The following scenarios are strictly prohibited by Internal Revenue Service rules implementing the Genetic Information Nondiscrimination Act:


• Any group health plan that provides a premium reduction to employees who complete a health risk assessment prior to enrollment that includes questions about family medical history.


• Any group health plan that requests employees to complete a health risk assessment prior to enrollment that includes questions about an individual’s family medical history, but does not offer a reward.


• Any group health plan in which certain individuals completing the health risk assessment become eligible for a disease management program based on their answers to questions about family medical history.


• Any group health plan that waives its annual deductible for individuals who complete a health risk assessment after enrollment that does not include any direct questions about family medical history but asks, “Is there anything else relevant to your health that you would like us to know or discuss with you?”—the answers to which may divulge genetic information.
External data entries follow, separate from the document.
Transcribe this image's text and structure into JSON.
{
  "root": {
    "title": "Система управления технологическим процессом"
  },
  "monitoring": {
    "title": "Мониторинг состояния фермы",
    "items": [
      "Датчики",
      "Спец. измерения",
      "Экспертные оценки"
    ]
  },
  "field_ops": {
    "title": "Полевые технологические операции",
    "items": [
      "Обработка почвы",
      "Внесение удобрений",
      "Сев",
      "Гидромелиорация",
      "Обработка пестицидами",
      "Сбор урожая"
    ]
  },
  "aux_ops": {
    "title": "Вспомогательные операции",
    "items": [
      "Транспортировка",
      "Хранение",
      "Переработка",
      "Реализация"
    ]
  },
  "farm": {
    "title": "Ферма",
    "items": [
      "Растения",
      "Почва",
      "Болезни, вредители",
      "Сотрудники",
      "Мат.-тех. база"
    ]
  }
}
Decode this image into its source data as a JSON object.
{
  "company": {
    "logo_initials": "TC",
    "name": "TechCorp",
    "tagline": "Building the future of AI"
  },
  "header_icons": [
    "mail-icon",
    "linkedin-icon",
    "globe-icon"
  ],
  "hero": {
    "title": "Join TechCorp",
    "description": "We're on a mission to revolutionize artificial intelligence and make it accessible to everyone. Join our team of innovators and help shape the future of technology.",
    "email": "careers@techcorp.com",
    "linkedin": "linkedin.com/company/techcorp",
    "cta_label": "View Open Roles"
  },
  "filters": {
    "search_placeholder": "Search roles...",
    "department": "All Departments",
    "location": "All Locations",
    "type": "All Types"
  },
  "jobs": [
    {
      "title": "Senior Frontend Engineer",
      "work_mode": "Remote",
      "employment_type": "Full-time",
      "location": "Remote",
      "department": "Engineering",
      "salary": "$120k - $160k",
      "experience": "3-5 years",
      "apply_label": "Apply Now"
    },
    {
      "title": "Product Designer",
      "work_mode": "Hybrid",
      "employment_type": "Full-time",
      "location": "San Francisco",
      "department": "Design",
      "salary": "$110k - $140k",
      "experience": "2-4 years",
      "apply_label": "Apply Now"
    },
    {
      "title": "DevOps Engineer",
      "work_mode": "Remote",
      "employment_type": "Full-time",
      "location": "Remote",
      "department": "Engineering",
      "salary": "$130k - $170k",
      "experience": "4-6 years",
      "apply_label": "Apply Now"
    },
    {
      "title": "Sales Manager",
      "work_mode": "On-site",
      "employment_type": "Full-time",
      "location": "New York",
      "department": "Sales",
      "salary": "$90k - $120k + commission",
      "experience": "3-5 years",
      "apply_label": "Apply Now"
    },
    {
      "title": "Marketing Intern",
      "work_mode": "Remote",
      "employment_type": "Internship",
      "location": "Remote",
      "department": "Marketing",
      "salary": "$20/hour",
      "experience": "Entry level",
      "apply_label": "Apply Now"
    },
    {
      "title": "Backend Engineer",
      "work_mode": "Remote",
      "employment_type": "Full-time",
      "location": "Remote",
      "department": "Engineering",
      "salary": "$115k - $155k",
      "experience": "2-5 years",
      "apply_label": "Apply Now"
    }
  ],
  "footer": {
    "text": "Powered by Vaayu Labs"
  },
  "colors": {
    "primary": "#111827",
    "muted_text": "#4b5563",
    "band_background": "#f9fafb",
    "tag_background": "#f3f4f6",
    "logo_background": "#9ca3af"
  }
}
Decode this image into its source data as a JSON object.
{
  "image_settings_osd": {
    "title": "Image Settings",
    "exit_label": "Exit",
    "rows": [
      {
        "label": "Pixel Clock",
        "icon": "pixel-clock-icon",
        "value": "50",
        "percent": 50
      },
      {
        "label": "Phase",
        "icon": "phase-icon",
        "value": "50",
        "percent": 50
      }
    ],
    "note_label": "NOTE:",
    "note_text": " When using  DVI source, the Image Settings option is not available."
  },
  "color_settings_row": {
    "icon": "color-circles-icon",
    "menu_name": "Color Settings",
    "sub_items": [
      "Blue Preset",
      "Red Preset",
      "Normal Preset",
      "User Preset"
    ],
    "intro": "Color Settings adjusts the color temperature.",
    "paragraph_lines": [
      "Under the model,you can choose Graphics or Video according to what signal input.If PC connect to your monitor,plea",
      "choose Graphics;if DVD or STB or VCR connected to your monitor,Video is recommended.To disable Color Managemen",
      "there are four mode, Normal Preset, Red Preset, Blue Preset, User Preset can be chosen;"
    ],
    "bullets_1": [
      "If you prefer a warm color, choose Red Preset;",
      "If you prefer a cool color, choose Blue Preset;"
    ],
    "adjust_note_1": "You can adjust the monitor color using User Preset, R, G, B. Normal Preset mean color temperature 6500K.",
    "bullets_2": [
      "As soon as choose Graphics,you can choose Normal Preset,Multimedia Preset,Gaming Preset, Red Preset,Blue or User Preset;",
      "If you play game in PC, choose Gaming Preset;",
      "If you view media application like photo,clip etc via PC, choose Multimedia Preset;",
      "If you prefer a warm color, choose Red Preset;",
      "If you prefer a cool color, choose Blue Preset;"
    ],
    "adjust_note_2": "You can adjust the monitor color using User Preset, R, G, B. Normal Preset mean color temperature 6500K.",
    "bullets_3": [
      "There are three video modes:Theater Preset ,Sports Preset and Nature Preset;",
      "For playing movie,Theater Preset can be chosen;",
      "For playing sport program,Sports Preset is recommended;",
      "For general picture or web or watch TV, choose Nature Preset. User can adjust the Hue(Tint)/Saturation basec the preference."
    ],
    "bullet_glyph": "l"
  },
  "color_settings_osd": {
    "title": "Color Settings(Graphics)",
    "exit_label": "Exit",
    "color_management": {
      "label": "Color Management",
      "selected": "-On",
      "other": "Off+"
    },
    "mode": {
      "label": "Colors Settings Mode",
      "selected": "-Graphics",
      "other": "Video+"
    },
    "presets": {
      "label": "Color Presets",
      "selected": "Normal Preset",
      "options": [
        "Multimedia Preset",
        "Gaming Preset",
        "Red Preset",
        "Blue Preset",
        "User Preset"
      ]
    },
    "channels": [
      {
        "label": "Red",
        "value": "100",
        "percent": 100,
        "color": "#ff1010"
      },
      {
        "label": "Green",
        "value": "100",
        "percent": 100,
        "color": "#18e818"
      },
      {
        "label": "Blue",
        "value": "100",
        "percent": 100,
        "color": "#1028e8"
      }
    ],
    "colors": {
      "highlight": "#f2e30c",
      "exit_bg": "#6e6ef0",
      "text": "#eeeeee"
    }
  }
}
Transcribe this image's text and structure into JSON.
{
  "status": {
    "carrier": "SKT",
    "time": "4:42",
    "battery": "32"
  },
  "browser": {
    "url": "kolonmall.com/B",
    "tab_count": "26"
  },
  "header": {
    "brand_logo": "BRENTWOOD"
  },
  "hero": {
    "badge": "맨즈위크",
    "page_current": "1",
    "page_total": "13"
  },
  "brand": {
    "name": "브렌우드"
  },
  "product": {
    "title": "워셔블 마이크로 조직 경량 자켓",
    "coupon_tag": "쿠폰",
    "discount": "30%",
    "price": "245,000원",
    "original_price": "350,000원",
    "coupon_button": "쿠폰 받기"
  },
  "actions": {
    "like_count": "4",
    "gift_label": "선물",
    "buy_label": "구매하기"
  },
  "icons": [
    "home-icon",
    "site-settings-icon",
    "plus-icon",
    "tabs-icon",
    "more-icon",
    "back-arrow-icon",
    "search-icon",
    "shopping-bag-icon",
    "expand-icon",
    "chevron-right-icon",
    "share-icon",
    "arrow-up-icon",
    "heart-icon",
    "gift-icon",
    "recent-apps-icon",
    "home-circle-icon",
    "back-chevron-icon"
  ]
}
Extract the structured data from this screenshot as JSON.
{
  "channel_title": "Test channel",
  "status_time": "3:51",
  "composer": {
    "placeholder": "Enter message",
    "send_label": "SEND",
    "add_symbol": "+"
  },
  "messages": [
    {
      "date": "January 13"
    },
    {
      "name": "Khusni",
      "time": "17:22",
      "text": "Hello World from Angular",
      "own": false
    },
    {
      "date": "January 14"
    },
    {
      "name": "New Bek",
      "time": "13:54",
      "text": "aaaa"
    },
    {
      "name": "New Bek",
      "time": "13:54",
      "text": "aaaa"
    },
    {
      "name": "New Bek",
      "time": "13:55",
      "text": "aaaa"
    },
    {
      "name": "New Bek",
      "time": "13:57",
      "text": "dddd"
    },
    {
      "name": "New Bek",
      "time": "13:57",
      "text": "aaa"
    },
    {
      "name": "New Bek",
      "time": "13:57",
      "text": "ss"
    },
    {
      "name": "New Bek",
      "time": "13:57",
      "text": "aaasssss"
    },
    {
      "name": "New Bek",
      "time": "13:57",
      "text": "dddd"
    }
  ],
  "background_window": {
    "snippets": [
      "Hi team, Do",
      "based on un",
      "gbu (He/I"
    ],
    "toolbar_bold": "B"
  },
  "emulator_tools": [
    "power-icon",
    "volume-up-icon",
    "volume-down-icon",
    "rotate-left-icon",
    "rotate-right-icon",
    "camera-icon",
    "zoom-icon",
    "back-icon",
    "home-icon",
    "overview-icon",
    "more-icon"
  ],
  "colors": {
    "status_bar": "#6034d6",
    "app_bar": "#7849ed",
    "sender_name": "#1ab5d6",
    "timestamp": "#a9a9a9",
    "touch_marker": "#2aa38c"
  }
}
The following scenarios are permissible under the IRS rules:


• Any group health plan that requests enrollees to complete two distinct health risk assessments after and unrelated to enrollment: one that doesn’t include questions about family medical history but offers a reward; and one that includes family medical history questions but offers no reward.


• Any group health plan that waives its annual deductible for individuals who complete a health risk assessment after enrollment that includes the question, “Is there anything else relevant to your health that you would like us to know or discuss with you? In answering this question, you should not include any genetic information. That is, please do not include any family medical history or any information related to genetic testing, genetic services, and genetic counseling or genetic diseases for which you may be at risk.”


• Any group health plan that normally provides coverage for mammograms only for women 40 and older may choose to extend coverage to younger women who demonstrate they are at increased risk of getting breast cancer, such as through genetic testing or a family history of the disease.